Beauty can blossom from some of the most unexpected places, and there might not be anywhere more unexpected than Twitter. But that’s exactly where the online library of Black designers, Black-owned brands, and marketplace called Black Fashion Fair originated, with a thread from Antoine Gregory back in 2016.
This pivotal Twitter thread represents a list of roughly 60 “Black Designers You Should Know” curated by Gregory, the Brand Director of the clothing line Theophilio, stylist, and consultant. These humble beginnings on Twitter served as the seed for what he would create with Black Fashion Fair. Gregory was motivated by the lack of a curriculum devoted to Black designers at the Fashion Institute of Technology, where he was a student at the time. He set out to fill this void with Black Fashion Fair by hosting community events, creating education opportunities, and building partnerships with the likes of the Brooklyn Sewing Academy.
Now, Gregory has created Black Fashion Fair’s first-ever print publication, which was released earlier this month ahead of New York Fashion Week. The debut issue, entitled “Volume 0: SEEN,” is replete with 200 pages of essays, interviews, and photographs that explore the Black influence on fashion and serves as a historic collection of global fashion imagery from both emerging and established talents.
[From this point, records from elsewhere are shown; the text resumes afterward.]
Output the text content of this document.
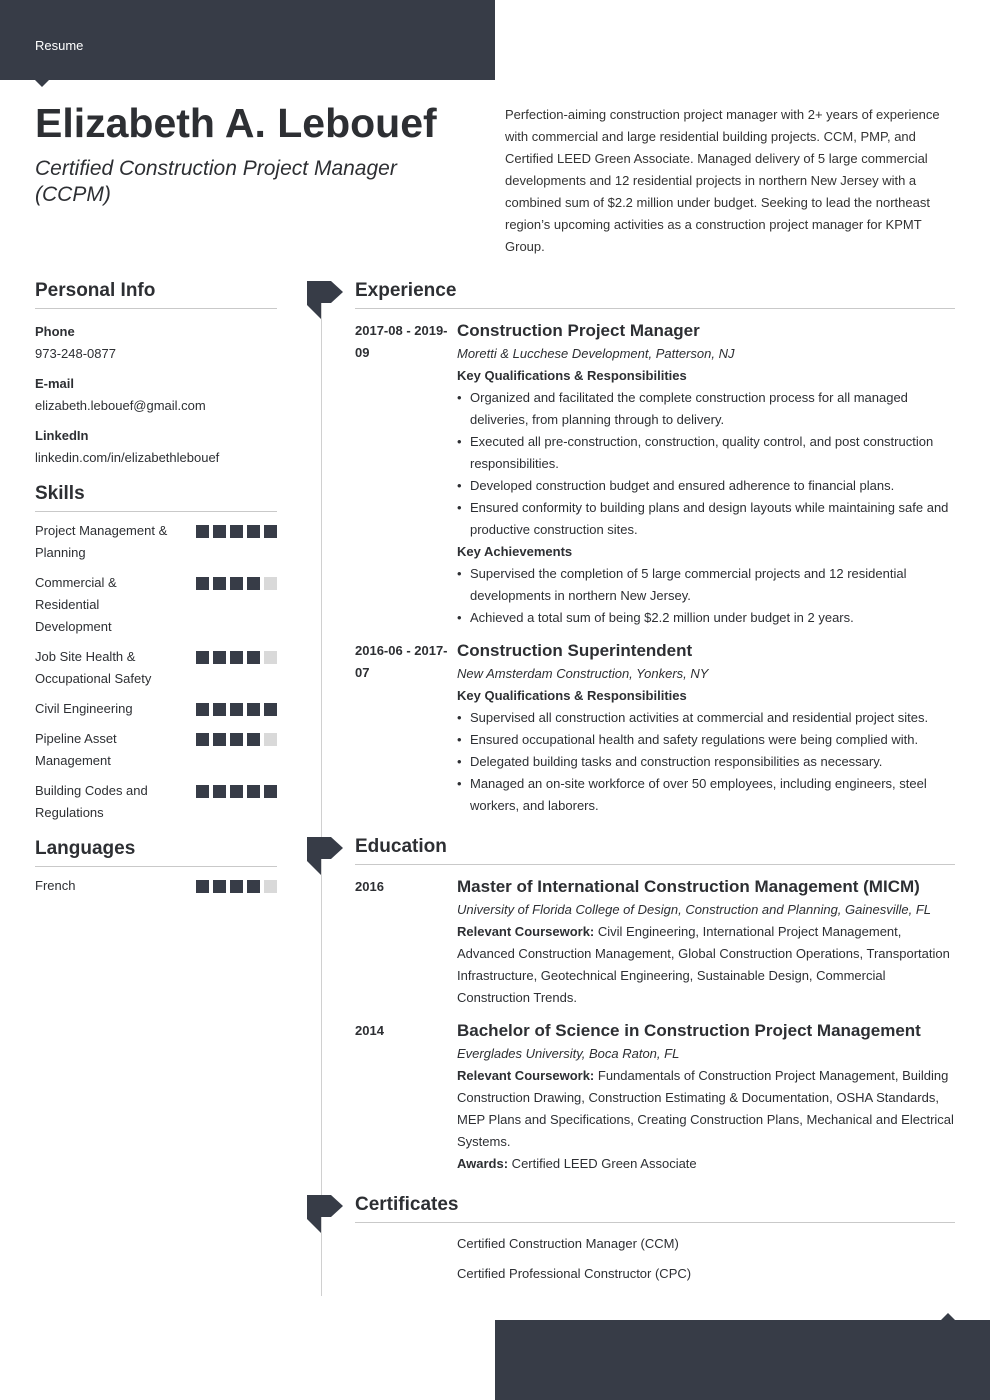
Resume
Elizabeth A. Lebouef
Certified Construction Project Manager (CCPM)
Perfection-aiming construction project manager with 2+ years of experience with commercial and large residential building projects. CCM, PMP, and Certified LEED Green Associate. Managed delivery of 5 large commercial developments and 12 residential projects in northern New Jersey with a combined sum of $2.2 million under budget. Seeking to lead the northeast region’s upcoming activities as a construction project manager for KPMT Group.
Personal Info
Phone
973-248-0877
E-mail
elizabeth.lebouef@gmail.com
LinkedIn
linkedin.com/in/elizabethlebouef
Skills
Project Management & Planning
Commercial & Residential Development
Job Site Health & Occupational Safety
Civil Engineering
Pipeline Asset Management
Building Codes and Regulations
Languages
French
Experience
2017-08 - 2019-09
Construction Project Manager
Moretti & Lucchese Development, Patterson, NJ
Key Qualifications & Responsibilities
• Organized and facilitated the complete construction process for all managed deliveries, from planning through to delivery.
• Executed all pre-construction, construction, quality control, and post construction responsibilities.
• Developed construction budget and ensured adherence to financial plans.
• Ensured conformity to building plans and design layouts while maintaining safe and productive construction sites.
Key Achievements
• Supervised the completion of 5 large commercial projects and 12 residential developments in northern New Jersey.
• Achieved a total sum of being $2.2 million under budget in 2 years.
2016-06 - 2017-07
Construction Superintendent
New Amsterdam Construction, Yonkers, NY
Key Qualifications & Responsibilities
• Supervised all construction activities at commercial and residential project sites.
• Ensured occupational health and safety regulations were being complied with.
• Delegated building tasks and construction responsibilities as necessary.
• Managed an on-site workforce of over 50 employees, including engineers, steel workers, and laborers.
Education
2016	Master of International Construction Management (MICM)
University of Florida College of Design, Construction and Planning, Gainesville, FL
Relevant Coursework: Civil Engineering, International Project Management, Advanced Construction Management, Global Construction Operations, Transportation Infrastructure, Geotechnical Engineering, Sustainable Design, Commercial Construction Trends.
2014	Bachelor of Science in Construction Project Management
Everglades University, Boca Raton, FL
Relevant Coursework: Fundamentals of Construction Project Management, Building Construction Drawing, Construction Estimating & Documentation, OSHA Standards, MEP Plans and Specifications, Creating Construction Plans, Mechanical and Electrical Systems.
Awards: Certified LEED Green Associate
Certificates
Certified Construction Manager (CCM)
Certified Professional Constructor (CPC)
The book comes in three different photographic covers, each depicting the work of Black creatives. Cover one features an image of model Aleya Ali wearing New York-based clothing line Pyer Moss by Kerby Jean-Raymond, with photography by duo Ahmad Barber and Donté Maurice of AB+DM. Cover two features model Joan Smalls wearing Theophilio by Edvin Thompson taken by Quil Lemons. Finally, cover three features a photograph of model Maria Borges wearing the LA-based luxury women’s label Sergio Hudson and is once again taken by AB+DM.
This first issue was made available to the public on February 7th, released on Black Fashion Fair’s website and at Iconic Magazines in Manhattan. While the issue has already sold out, I think it’s safe to say the next volume is in the works.